Harry Eisenstat (October 10, 1915 – March 21, 2003) was an American professional baseball pitcher who played in Major League Baseball for the Brooklyn Dodgers, Detroit Tigers, and Cleveland Indians from 1935 to 1942.

==Early life==
Eisenstat was born in Brooklyn, New York, and was Jewish. He attended James Madison High School in Brooklyn, New York, where, in 2008, he was inducted into its prestigious Wall of Distinction.

==Career==
He pitched for the Brooklyn Dodgers, Detroit Tigers, and Cleveland Indians. Eisenstat was 19 years old when he broke into the big leagues on May 19, 1935, with the Brooklyn Dodgers, the third-youngest player in the National League. In his Major League debut, he gave up 5 runs over 22/3 innings in a 9–6 loss to the Pittsburgh Pirates.
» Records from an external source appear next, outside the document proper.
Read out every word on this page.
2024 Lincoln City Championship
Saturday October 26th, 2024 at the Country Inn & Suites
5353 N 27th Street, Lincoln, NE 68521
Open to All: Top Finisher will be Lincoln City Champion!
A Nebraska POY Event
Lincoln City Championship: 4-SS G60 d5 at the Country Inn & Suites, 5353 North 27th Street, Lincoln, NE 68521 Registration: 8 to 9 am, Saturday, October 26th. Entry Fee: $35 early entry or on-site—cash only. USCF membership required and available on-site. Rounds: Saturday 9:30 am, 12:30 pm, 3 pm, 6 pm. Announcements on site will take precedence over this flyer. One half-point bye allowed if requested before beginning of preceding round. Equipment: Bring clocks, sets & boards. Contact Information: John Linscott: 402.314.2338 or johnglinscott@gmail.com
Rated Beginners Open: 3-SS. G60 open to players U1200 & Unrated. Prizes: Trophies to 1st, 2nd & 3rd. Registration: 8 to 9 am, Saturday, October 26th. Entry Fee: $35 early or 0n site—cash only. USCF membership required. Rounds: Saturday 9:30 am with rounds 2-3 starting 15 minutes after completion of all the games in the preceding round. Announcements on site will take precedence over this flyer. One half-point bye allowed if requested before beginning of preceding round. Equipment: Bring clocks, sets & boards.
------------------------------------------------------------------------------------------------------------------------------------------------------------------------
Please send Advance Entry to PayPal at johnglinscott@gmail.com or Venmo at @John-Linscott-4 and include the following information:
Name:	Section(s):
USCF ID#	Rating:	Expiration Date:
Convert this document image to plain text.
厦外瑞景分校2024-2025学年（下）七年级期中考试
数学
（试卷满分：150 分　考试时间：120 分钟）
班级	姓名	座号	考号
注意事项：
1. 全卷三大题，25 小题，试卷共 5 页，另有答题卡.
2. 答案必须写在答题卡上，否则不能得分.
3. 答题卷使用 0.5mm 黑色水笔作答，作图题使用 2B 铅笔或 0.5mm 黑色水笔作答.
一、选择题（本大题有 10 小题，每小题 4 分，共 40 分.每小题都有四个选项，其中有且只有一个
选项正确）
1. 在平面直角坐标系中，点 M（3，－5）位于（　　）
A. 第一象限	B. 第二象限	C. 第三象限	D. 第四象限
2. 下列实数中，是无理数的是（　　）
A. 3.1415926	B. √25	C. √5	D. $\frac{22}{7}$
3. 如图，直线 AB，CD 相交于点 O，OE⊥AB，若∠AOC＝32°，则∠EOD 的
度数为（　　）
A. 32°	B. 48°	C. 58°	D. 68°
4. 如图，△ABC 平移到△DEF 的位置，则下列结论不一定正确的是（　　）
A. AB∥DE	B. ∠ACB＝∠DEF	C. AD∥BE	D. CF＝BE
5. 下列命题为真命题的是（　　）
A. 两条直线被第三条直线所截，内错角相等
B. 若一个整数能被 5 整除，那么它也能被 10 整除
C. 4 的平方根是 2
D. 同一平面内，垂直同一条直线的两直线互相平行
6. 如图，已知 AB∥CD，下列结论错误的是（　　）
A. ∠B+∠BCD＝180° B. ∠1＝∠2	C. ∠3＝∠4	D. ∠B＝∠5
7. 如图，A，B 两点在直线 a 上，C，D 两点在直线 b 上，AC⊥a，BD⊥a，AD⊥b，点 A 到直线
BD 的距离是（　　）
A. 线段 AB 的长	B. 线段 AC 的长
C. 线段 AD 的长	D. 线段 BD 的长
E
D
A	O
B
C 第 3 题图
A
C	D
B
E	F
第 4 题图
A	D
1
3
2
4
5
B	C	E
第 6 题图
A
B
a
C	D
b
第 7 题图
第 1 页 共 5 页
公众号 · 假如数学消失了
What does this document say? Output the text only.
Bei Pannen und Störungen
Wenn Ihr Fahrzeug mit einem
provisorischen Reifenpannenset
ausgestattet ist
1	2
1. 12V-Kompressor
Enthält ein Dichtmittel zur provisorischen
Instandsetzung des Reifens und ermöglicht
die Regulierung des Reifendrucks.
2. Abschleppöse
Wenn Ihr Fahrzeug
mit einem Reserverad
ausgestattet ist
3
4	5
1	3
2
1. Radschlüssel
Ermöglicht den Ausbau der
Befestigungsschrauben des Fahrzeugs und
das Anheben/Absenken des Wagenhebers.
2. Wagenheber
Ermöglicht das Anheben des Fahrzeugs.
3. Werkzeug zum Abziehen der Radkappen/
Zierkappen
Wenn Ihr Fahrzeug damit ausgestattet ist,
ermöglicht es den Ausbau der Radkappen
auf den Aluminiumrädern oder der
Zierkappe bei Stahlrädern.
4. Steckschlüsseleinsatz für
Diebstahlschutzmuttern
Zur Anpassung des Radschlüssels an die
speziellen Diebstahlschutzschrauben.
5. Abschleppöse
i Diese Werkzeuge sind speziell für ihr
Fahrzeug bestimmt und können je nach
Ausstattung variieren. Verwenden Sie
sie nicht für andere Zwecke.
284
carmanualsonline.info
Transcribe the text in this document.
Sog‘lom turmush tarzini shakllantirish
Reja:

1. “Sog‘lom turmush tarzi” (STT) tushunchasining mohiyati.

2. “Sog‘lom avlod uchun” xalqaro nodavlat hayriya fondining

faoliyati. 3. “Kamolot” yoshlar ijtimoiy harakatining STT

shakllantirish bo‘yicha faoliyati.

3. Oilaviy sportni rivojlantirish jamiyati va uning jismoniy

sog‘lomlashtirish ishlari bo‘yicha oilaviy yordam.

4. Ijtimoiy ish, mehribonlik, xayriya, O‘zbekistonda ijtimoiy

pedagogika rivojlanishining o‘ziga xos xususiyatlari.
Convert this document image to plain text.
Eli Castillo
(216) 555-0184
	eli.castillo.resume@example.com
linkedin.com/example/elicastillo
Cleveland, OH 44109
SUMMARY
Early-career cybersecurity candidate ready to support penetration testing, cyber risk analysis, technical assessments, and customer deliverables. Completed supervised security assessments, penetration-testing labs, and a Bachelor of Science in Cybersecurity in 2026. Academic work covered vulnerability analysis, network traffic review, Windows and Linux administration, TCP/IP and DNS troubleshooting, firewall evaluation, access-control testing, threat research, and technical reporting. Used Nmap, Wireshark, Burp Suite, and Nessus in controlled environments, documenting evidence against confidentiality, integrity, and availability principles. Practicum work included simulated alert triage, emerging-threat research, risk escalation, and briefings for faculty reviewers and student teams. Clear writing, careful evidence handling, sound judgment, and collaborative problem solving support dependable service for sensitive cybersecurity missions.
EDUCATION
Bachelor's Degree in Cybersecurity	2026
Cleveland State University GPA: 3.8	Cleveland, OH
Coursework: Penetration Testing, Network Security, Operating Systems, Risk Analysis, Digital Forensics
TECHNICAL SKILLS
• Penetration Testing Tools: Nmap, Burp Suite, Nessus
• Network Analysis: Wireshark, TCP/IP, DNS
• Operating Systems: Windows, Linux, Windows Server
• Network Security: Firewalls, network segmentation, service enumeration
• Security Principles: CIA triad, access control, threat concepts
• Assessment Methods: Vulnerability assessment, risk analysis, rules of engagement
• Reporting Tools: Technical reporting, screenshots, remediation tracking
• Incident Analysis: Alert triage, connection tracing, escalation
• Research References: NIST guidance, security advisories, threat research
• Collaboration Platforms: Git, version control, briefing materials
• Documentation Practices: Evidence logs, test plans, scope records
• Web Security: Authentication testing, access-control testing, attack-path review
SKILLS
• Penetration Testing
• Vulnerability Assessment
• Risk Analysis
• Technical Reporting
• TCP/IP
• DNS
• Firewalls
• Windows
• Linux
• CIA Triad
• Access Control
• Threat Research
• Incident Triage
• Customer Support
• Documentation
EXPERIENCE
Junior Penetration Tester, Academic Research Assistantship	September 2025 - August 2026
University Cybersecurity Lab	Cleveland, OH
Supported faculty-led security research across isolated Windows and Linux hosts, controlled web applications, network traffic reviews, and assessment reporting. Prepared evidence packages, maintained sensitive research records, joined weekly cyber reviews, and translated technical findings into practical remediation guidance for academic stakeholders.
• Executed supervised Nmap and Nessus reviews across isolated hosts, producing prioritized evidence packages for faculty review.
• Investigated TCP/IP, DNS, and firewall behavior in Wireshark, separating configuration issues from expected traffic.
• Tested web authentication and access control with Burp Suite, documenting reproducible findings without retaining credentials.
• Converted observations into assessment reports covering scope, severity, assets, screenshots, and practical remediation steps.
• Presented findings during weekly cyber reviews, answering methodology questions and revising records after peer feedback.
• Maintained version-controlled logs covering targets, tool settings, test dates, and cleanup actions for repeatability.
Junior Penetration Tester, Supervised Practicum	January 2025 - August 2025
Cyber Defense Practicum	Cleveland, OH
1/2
On October 4, 1937, he was granted free agency and signed with the Detroit Tigers.

Eisenstat is best known for, while pitching for the Detroit Tigers in the first game of a doubleheader on the last day of the 1938 season, beating Bob Feller of the Cleveland Indians 4–1 despite Feller setting the Major League record for most strikeouts in a game (18). Earlier that season, he won both ends of a doubleheader in relief against the Philadelphia Athletics while teammate Hank Greenberg hit two home runs, causing their Tigers Manager, Mickey Cochrane, to warn the two of them to stay in their rooms that night because "the Jews in Detroit are going crazy."
Eisenstat is recognized as the only pitcher in Major League history to receive credit for two wins in one day: one as a starter and one as a relief pitcher.

In 1938 his four saves were sixth-most in the National League. The next season, Eisenstat was traded to the Cleveland Indians for future Hall-of-Famer outfielder Earl Averill. In 1938 his four saves were eighth-most in the National League. He finished his professional baseball career with the Indians.

Due to World War II, Eisenstat enlisted in the Army in 1942, ending his career in the MLB. Through 2010, he was 9th all-time in career ERA (3.80; directly behind Harry Feldman) among Jewish MLB players.

==Later life==
After the war, Eisenstat moved to Shaker Heights, Ohio, and opened a hardware store.

In 1993, Eisenstat was inducted into the Michigan Jewish Sports Hall of Fame. After his death in 2003, his papers were donated to the Western Reserve Historical Society in Cleveland, Ohio.